As to whether there are meaningful differences between the leading coconut water products aside from branding, Vita Coco’s ‘not from concentrate’ positioning and premium price have been key, meanwhile.
“In 2011, when other coconut water brands were switching to concentrate as a cost savings, Vita Coco made a decision to commit to using only fresh coconut water in all its beverages, despite the higher costs. This remains one of Vita Coco’s most meaningful points of distinction from competitors."
Beyond coconut water: The Vita Coco brand has the ability to really own the coconut
So what’s next?
“Vita Coco’s goal is to grow beyond beverage,” said Kirban, who recently launched a coconut oil product, and is now eyeing new coconut-related opportunities “across the store”.
“First and foremost we’re a beverage company. But second, we are looking to be more disruptive at retail. We think the Vita Coco brand has the ability to really own the coconut; it’s a simple name but a powerful name that really stands for the coconut.
“Coconut in general is a growing trend and we feel we should be tapping into that trend in several areas, not just in beverages.”
Class action lawsuits: The fact lawyers can get away with this... It really gets me going…
As to what keeps him awake at night, not much seems to rattle him, with the possible exception of class action attorneys, with whom he became intimately acquainted in 2011 after finding himself at the receiving end of a high-profile false advertising suit.
Now some of these cases are about righting a wrong - where consumers have been injured - he acknowledged. But the vast majority are “entirely frivolous”, with no real ‘victims’, filed by opportunistic attorneys purely as a money-making enterprise.
“Things have got totally out of hand,” said Kirban. “One of the biggest problems in the US today is the US legal system. The fact that lawyers can get away with this... It’s something that really really gets me going.”
Things have got totally out of hand
In the Vita Coco lawsuit, which related to claims made about its electrolyte content and hydrating properties, the motivations of the plaintiffs - or more accurately their lawyers - became clear at an early stage, recalled Kirban.
“I didn’t want to deal with the negativity and the stress and strain of dealing with a lawsuit so I called for mediation within a week and we got in a room with a bunch of lawyers.”
So Kirban’s lawyer came to the first meeting armed with a hefty pile of lab test results highlighting the challenges around accurately representing sodium levels in a product that has natural variations. But it quickly became apparent that the lawyers sitting across the table were not there to talk about sodium, claimed Kirban.
They sat across the table from us and said Guys, seriously? We’re not here to talk about the merits of this case
Indeed, the merits of the case itself were of little interest to the suits across the table, claimed Kirban, as were the consumers who had allegedly been misled by his labels.
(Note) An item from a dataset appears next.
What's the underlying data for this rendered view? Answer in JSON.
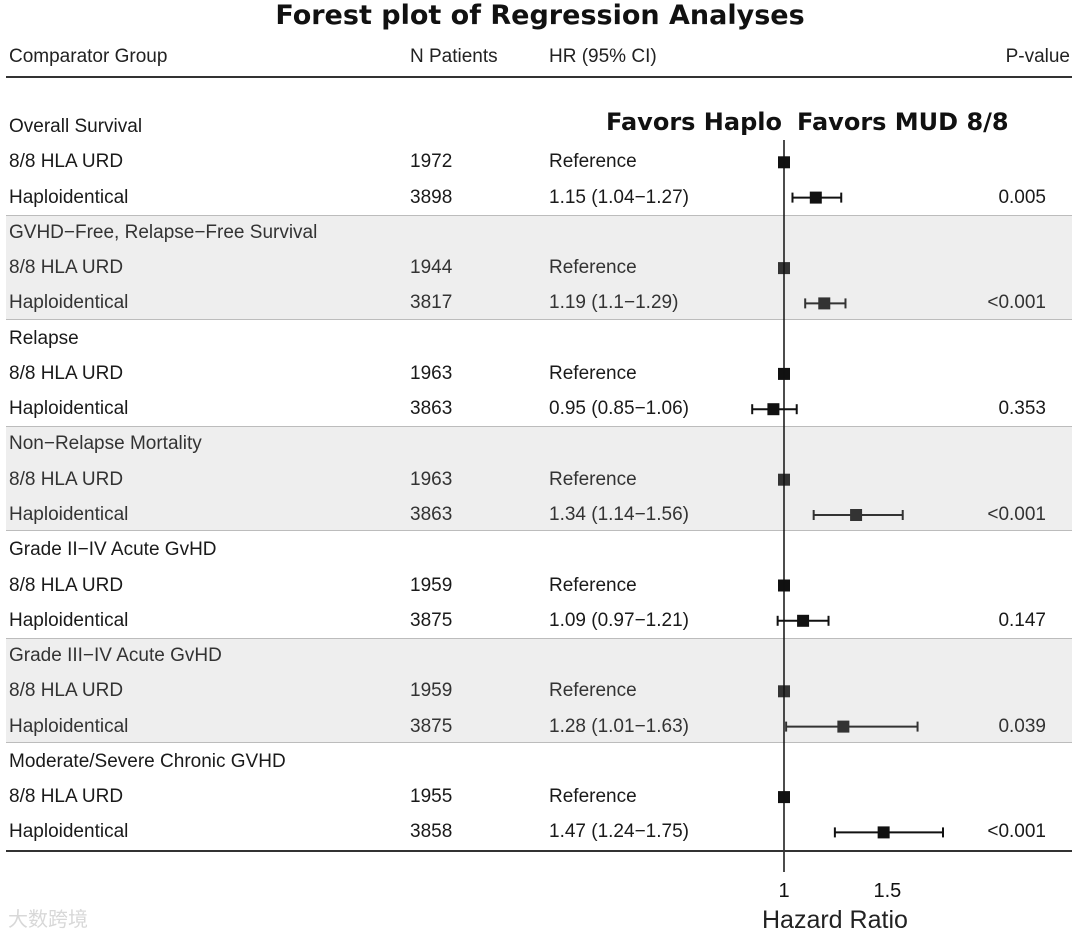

“They sat across the table from us and said Guys, seriously? We’re not here to talk about the merits of this case, we’re here to find a settlement, where we can make the money that we need to make and the judge will pass it through the system."
The resulting “$10-million settlement”, meanwhile, was “not even anything near that” in reality, noted Kirban.
“It was money to the lawyers and then a way to dress up the bride and make it look like it was all going to consumers.”
So what can companies do to protect themselves in future?
“Add a pretty big dollar amount to your annual plan for dealing with these situations,” he suggested.
“It’s bribery, in Russia you have to bribe politicians, in the US, you have to bribe class action lawyers.”